The 10-year bonds were awarded at an average rate of 6.857%, with accepted yields ranging from 6.8% to 6.87%. This brought the outstanding volume of the series to P313.2 billion.
The average yield was higher than both previous auction results and secondary market pricing, indicating continued upward pressure on long-term borrowing costs.
Michael L. Ricafort, chief economist at Rizal Commercial Banking Corp., said demand for longer maturities was affected by concerns over inflation risks tied to external shocks.
He cited geopolitical tensions and rising crude oil prices as key factors influencing market sentiment, since these could sustain inflationary pressures and prompt further tightening by the Bangko Sentral ng Pilipinas.
The Monetary Board raised policy rates by 25 basis points last week, its first increase since October 2023.
The central bank signaled the possibility of further gradual tightening as it seeks to manage inflation expectations amid global energy market volatility.
BSP Governor Eli M. Remolona, Jr. said policymakers might implement “a succession of modest rate hikes” to ensure inflation remains within target over the medium term.
The BSP also raised its inflation forecasts to 6.3% for 2026 and 4.3% for 2027, both above its 2% to 4% target.
Global oil prices extended gains on Tuesday, adding to inflation concerns. Brent crude rose 2.1% to $110.55 per barrel, while West Texas Intermediate climbed 1.9% to $98.17 per barrel.
Markets remained sensitive to geopolitical developments in the Middle East, which have affected energy supply expectations and investor risk appetite.

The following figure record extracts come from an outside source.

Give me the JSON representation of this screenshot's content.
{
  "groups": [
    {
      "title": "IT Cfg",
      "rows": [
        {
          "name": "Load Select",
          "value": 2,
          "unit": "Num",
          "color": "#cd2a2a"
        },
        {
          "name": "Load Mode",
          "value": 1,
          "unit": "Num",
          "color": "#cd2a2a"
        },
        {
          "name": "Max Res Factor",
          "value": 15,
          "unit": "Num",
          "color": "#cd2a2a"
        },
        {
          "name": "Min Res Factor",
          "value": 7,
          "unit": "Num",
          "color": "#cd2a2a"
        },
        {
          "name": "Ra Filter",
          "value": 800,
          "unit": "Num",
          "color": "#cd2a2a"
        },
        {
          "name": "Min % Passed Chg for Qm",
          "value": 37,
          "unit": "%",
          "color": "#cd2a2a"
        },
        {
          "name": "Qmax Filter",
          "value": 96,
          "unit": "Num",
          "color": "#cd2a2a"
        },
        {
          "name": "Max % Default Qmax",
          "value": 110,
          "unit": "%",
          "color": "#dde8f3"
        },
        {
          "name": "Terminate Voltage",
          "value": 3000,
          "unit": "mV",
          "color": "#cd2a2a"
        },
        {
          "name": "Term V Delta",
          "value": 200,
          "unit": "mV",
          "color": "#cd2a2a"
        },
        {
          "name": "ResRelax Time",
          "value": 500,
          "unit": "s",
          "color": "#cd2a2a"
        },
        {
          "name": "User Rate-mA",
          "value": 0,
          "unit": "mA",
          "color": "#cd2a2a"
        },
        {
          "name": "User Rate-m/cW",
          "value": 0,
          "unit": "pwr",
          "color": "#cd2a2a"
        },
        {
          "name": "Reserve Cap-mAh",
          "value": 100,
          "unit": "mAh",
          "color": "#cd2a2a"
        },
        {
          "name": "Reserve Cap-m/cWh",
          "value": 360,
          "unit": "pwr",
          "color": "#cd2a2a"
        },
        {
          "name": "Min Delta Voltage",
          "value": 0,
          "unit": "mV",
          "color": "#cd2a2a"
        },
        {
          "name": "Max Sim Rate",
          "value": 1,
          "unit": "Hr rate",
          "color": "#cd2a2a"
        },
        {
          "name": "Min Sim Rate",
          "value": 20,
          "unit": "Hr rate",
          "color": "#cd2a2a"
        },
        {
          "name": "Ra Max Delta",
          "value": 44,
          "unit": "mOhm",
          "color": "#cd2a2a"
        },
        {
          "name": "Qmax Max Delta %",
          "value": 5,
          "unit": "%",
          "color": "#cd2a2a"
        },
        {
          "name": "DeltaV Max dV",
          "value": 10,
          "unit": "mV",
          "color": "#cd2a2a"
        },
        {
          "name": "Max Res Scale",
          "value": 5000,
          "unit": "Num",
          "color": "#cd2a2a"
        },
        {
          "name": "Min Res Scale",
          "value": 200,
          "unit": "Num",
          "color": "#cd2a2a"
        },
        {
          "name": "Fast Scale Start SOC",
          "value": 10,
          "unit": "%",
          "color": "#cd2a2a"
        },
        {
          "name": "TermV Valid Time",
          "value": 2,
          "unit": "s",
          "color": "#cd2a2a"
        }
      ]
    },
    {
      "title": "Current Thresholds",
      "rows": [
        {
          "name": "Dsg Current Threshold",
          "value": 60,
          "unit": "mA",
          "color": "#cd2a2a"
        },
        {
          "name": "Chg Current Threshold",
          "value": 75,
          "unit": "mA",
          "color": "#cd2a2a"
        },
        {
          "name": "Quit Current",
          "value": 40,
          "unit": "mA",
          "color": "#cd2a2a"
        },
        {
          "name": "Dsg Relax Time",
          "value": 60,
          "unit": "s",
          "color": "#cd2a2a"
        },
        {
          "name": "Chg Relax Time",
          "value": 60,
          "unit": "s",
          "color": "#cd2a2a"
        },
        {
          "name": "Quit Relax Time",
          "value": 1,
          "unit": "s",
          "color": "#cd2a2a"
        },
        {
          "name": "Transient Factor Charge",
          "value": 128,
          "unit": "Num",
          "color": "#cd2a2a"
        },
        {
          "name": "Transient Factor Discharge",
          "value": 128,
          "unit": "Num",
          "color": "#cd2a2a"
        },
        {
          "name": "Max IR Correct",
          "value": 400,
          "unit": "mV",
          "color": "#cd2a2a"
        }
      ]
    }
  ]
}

The Philippines completed its April domestic borrowing program after raising P258.18 billion, slightly above its target of P248 billion.
For May, the BTr is targeting P268 billion in domestic borrowing — P128 billion in Treasury bills and P140 billion in Treasury bonds.
The government relies on both domestic and foreign borrowing to finance its budget deficit, which is capped at P1.61 trillion or 5.3% of gross domestic product this year.